According to Mike Carminati, who's done his homework, the 5'4" Mathews is one of only four players to have held the all-time record for career wins: Al Spalding (253), Mathews, Pud Galvin (364), and Cy Young (511), who ain't giving it up anytime soon. Baseball-Reference.com actually shows the year-by-year progression of such all-time records, which is pretty cool.

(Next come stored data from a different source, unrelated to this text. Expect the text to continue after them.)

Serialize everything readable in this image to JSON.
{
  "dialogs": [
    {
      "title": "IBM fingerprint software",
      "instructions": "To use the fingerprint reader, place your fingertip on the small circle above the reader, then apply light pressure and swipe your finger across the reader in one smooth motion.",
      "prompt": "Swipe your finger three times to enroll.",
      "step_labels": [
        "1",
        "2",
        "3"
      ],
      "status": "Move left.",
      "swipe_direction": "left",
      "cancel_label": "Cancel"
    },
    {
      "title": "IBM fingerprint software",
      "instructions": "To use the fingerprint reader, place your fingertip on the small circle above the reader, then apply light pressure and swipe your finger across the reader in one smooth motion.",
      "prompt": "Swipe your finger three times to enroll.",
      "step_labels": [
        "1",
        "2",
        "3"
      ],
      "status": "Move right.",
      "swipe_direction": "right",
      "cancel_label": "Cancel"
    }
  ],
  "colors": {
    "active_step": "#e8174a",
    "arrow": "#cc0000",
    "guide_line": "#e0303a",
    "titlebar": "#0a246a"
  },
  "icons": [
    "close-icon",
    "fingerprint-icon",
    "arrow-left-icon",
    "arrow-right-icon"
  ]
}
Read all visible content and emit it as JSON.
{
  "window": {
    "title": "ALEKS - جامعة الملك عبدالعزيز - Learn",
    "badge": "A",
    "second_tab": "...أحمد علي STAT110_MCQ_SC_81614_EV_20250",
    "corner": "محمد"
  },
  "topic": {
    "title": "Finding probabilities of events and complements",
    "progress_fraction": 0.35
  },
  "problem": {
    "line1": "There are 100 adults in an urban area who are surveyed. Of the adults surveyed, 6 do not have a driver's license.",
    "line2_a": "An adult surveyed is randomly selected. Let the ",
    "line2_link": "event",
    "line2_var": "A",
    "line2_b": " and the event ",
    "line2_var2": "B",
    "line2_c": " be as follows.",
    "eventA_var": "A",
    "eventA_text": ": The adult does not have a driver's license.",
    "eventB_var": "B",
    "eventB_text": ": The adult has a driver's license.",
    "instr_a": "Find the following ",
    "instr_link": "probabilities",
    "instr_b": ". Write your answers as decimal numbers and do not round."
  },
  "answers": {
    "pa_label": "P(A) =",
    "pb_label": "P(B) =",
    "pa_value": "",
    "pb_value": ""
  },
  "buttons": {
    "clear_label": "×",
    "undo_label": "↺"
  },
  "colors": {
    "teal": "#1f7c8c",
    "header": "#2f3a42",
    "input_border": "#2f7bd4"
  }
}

It's common for baseball fans to say that they would be able to recognize the game 100 years from now; this box score is proof in the pudding from 132 years ago, even though baseball in those days was played under some different rules. Home plate was a square made of wrought iron, the home team could choose whether to bat first or second, the batter could call for his pitch, three balls consisted of a walk, and a balk required forfeiture of the ballgame. A researcher named Andy Singer who specializes in 19th century baseball compiled a detailed list of the 1871 rules under which this game was played.

Ancient box scores are fascinating, but this one gives no insight as to just what the hell a Kekionga is. But a little resarch on the web has set me straight. Kekionga was a Native American village over which a bloody battle related to white encroachment was fought. Troops headed by Major General Arthur St. Clair were attacked by the Miami Confederacy, an alliance of Ohio Indians led by one Little Turtle. The conflict has been called "The bloodiest battle of pioneer American history," and "The worst defeat in the history of the U.S. Army," among other things. Some 700 of St. Clair's people lost their lives, compared to only about 40 Indians.

It's probably for the best that no box scores remain from that one.